BeautifulSoup library is used to managing hierarchical data structures which simplifies the process of web scraping by converting complex HTML documents into a format that is easy to work with python.

In [26]:
import requests
from bs4 import BeautifulSoup
import pandas as pd
from sqlalchemy import create_engine
import logging

### Setup logging:

 The logging module in Python provides a flexible framework for emitting log messages from Python programs. The logging.basicConfig function is used to configure the logging system.

In [27]:
# Setup logging
logging.basicConfig(filename='scraping.log', level=logging.INFO, 
                    format='%(asctime)s %(levelname)s:%(message)s')

### Function to scrape data from a given URL
**scraped_data** is designed to fetch and parse HTML content from the given urls.

Create a try_except block for fetching urls,response.raise_for_status() checks if the request was successful (status code 200).
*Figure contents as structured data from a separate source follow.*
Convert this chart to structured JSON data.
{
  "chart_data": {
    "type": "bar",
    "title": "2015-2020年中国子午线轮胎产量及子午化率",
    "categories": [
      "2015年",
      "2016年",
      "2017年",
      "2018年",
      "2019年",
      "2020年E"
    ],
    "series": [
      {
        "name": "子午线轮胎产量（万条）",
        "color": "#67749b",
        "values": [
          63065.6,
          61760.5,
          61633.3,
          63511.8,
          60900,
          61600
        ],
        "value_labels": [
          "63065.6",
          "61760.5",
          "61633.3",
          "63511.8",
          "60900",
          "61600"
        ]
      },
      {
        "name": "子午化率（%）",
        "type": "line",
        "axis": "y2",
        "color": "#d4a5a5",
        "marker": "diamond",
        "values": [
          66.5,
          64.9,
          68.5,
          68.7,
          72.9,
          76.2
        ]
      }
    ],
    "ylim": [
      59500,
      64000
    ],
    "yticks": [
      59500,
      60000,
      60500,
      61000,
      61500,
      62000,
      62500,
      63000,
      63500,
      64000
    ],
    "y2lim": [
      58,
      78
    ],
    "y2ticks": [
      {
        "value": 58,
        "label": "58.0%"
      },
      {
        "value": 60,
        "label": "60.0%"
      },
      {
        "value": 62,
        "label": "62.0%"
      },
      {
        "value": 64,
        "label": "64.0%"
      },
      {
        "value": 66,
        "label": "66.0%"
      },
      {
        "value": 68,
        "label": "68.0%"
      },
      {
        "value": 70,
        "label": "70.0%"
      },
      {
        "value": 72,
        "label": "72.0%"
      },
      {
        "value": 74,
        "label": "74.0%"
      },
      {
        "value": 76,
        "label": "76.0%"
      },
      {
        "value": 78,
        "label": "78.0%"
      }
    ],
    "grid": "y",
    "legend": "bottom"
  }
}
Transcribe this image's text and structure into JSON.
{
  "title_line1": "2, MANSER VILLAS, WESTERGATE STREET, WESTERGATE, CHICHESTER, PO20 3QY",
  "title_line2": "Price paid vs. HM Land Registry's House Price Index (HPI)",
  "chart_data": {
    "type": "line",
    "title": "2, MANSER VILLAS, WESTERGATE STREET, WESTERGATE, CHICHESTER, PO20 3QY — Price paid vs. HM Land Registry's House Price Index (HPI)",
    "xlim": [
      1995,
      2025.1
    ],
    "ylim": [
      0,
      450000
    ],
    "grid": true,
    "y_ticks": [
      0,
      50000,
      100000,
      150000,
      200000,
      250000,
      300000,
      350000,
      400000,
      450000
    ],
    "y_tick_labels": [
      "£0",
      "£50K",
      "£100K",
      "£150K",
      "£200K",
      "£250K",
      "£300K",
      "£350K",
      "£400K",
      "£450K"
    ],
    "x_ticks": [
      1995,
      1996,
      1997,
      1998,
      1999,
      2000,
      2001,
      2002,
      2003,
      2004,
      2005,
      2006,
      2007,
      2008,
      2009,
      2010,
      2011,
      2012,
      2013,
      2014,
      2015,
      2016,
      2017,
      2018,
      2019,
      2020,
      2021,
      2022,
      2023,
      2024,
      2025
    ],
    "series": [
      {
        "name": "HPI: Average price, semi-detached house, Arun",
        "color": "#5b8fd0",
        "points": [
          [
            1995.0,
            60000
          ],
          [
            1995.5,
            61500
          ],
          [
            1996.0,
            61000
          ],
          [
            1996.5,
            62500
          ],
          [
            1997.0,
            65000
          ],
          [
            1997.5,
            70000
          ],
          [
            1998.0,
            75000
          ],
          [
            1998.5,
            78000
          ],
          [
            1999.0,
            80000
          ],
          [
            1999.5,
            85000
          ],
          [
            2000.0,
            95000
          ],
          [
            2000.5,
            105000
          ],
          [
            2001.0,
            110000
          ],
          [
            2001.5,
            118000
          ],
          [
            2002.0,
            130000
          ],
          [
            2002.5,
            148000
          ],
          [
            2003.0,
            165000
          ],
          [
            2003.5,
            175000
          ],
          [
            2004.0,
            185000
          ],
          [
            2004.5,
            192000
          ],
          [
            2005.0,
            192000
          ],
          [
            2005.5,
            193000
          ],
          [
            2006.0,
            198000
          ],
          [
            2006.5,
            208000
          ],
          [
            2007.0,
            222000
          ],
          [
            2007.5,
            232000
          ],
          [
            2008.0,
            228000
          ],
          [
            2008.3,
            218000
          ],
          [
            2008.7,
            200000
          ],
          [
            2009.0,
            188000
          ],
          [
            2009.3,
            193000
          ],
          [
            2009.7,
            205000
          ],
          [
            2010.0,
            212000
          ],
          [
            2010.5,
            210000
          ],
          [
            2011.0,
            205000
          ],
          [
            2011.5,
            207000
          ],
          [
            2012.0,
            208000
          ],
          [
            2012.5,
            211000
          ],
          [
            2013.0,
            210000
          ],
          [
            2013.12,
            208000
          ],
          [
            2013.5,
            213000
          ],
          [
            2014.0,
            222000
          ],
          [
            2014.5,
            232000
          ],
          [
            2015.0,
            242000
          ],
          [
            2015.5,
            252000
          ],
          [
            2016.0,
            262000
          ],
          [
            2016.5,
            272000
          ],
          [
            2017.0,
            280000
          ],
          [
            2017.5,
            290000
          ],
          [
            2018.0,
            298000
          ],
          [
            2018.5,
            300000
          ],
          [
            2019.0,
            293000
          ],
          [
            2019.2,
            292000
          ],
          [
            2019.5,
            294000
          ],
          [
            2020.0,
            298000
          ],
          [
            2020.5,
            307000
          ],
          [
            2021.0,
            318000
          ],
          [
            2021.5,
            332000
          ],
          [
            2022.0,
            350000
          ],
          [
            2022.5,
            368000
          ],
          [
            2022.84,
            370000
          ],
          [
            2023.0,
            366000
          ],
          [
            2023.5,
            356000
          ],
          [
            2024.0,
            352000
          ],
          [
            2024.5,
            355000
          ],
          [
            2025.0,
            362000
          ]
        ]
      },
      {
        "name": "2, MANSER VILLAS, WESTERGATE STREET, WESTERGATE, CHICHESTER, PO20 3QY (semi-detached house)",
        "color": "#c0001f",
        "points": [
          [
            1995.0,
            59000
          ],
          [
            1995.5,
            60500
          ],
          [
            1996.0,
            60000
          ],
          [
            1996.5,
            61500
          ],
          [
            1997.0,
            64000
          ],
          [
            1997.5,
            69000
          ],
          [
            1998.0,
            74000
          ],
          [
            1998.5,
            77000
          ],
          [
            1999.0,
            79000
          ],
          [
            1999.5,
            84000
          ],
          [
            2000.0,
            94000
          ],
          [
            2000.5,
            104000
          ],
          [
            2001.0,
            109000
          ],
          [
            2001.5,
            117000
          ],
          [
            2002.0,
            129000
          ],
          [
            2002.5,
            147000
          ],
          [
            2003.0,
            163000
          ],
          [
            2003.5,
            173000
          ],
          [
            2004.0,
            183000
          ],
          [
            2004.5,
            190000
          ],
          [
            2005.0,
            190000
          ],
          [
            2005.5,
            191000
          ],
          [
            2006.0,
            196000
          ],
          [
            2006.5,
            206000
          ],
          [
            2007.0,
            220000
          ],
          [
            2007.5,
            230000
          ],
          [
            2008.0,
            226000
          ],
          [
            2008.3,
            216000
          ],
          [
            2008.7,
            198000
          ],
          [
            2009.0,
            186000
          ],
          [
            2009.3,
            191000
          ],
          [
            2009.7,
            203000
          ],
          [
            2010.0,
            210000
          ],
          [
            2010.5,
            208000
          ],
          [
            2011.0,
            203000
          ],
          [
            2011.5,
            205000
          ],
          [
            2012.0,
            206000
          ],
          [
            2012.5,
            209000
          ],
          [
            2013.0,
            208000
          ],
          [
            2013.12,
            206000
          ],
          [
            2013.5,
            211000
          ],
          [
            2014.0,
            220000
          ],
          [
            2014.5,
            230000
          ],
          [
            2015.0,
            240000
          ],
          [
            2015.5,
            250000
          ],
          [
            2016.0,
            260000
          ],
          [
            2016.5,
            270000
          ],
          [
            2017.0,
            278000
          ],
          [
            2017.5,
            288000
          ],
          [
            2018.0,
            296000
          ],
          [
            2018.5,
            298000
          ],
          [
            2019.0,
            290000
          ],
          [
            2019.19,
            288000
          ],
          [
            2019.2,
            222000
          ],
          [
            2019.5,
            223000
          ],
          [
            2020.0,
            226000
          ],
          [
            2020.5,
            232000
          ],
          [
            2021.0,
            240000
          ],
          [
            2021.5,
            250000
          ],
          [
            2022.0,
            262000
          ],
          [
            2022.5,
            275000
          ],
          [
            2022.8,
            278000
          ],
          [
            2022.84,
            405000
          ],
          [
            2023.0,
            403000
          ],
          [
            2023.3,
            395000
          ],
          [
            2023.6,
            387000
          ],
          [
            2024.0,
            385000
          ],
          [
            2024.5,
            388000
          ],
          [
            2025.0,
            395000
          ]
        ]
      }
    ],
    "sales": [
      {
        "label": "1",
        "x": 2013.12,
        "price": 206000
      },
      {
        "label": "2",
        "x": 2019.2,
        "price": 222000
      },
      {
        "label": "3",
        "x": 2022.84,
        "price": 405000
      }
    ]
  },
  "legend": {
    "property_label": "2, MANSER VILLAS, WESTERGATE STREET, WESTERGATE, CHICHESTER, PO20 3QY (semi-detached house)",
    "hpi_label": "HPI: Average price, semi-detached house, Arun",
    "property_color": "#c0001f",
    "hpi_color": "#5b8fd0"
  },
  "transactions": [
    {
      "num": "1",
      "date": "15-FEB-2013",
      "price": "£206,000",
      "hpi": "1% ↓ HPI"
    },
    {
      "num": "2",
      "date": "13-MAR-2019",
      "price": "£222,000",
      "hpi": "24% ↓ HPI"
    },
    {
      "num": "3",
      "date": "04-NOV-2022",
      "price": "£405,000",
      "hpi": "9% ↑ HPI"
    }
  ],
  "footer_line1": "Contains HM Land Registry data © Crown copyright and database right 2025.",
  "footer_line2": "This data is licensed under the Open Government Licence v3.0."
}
If not, it raises an HTTPError.

Then using BeautifulSoup library extract the data from tables.

In [28]:

def scrape_data(url):
    try:
        response = requests.get(url, timeout=10)
        response.raise_for_status()
    except requests.exceptions.RequestException as e:
        logging.error(f"Error fetching URL {url}: {e}")
        return None
    
    try:
        soup = BeautifulSoup(response.text, 'html.parser')
        tables = soup.find_all('table', class_='table')
        data_frames = []
        
        for table in tables:
            rows = table.find_all('tr')
            headers = [header.text.strip() for header in rows[0].find_all('th')]
            data = []
            for row in rows[1:]:
                cols = row.find_all('td')
                data.append([col.text.strip() for col in cols])
            df = pd.DataFrame(data, columns=headers)
            data_frames.append(df)
        
        return data_frames
    except AttributeError as e:
        logging.error(f"Error parsing HTML from {url}: {e}")
        return None

### Function to save DataFrame to PostgreSQL:
Create save_to_postgresql funtion to save dataframe to postgresql database.

The **create_engine** function is used to create an Engine object, which serves as the primary interface to the database.The Engine manages connections to the database and provides a high-level interface for executing SQL statements.

In [29]:

def save_to_postgresql(df, table_name, username, password, host, dbname):
    try:
        engine = create_engine(f'postgresql+psycopg2://{username}:{password}@{host}/{dbname}')
        df.to_sql(table_name, engine, if_exists='replace', index=False)
        logging.info(f"Data saved to PostgreSQL table {table_name} successfully")
    except Exception as e:
        logging.error(f"Error saving data to PostgreSQL table {table_name}: {e}")

### Fetched the URLs from the Website

Website link: https://www.scrapethissite.com/pages/ajax-javascript/#2015

https://www.scrapethissite.com/pages/forms/

https://www.scrapethissite.com/pages/advanced/

Store the database connection details and the base table name.

Call the main function to scrape the data from the URLs and save it to the PostgreSQL database.

In [30]:
def main():
    urls = [
        "https://www.scrapethissite.com/pages/ajax-javascript/#2015",
        "https://www.scrapethissite.com/pages/forms/",
        "https://www.scrapethissite.com/pages/advanced/"
    ]
    
    username = 'postgres'
    password = 'sql123'
    host = 'localhost'
    dbname = 'web_scraping'
    table_name = 'scraped_data'

    for url in urls:
        data_frames = scrape_data(url)
        if data_frames:
            for idx, df in enumerate(data_frames):
                table_name = f"team_data_{idx}"
                save_to_postgresql(df, table_name, username, password, host, dbname)

if __name__ == '__main__':
    main()

The scraped_data is saved to the postgresql database web_scraping.